Лежащий напротив него в длинной госпитальной палате молодой панцергренадер по кличке Однояйцый (он получил ее из-за того, что в битве под Москвой ему отстрелили одно яичко) покачал головой и сердито посмотрел на Шульце, выражая свое неодобрение. Находившийся рядом с ним боец по кличке Легкое, которого ранили во время переправы через реку Буг, пробормотал какие-то ругательства.
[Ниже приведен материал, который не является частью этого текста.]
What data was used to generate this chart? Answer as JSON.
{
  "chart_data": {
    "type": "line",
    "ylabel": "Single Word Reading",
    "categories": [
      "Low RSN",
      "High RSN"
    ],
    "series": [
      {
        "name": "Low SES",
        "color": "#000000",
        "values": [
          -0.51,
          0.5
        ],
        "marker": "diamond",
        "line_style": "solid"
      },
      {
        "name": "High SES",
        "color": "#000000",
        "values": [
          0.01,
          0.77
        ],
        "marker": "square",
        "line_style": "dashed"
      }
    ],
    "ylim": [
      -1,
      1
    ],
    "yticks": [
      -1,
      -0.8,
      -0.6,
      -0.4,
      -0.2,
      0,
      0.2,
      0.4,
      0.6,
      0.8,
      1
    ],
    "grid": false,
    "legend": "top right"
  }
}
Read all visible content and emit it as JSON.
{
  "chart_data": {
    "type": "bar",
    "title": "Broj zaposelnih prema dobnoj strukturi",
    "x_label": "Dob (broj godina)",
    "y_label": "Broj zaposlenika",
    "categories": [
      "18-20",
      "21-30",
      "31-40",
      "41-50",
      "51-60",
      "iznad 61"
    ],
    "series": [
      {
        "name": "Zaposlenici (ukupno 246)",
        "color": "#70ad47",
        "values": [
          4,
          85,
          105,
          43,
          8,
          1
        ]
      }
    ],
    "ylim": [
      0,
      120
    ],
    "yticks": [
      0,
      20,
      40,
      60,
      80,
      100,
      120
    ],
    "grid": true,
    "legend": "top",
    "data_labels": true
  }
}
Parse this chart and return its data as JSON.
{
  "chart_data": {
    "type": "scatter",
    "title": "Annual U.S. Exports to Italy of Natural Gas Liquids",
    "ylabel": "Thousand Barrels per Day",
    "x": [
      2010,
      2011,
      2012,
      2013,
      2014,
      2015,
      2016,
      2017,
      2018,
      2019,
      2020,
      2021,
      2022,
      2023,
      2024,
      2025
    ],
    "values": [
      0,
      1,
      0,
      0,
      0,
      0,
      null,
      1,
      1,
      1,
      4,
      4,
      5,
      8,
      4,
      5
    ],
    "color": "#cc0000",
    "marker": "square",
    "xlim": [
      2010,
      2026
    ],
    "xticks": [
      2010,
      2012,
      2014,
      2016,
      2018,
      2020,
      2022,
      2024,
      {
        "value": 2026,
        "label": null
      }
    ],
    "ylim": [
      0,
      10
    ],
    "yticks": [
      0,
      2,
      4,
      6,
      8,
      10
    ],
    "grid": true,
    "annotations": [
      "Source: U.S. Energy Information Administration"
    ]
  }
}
- Просто выпустил из себя немного зеленого дымка, только и всего, - объявил Шульце и попытался почесать кончик своего большого носа, однако у него ничего из этого не вышло. И неудивительно: ведь обе его кисти были по самые запястья обмотаны толстым слоем гипса и бинтов - результат того, что он слишком долго избавлялся от советской пехотной гранаты, попавшей ему в руки во время суматошной рукопашной схватки под Киевом.
Пружины кровати роттенфюрера Матца, стоявшей по соседству от койки самого Шульце, жалобно скрипнули, когда тот с гримасой боли на лице медленно повернулся.
- Чего тебе не хватает, Шульце? - громко спросил он.
Шульце искоса посмотрел на своего собрата по оружию. Светлые волосы Матца безнадежно свалялись, и было видно, что он не брился ровно две недели - с тех самых пор, как поезд доставил его в берлинский госпиталь "Шарите". Вся его полосатая бело-синяя пижама была усыпана сигаретным пеплом, покрывавшим ее, точно снег.
- Ты что же, обращаешься ко мне, роттенфюрер? - сурово бросил Шульце.
- А к кому, черт побери, ты думал, я обращаюсь, ты, червяк? К Уинстону-мать-его-Спенсеру-бляха-муха-Черчиллю?
- Тогда будь любезен вставить в свое обращение мое звание, роттенфюрер! - рявкнул Шульце. - И не забывай демонстрировать чуточку больше уважения к раненому шарфюреру, или я возьму эту твою культяпку, - он показал на ножной протез Матца, свисающий с края белой госпитальной койки, - и засуну ее тебе в задницу так глубоко, что у тебя глаза вылезут наружу!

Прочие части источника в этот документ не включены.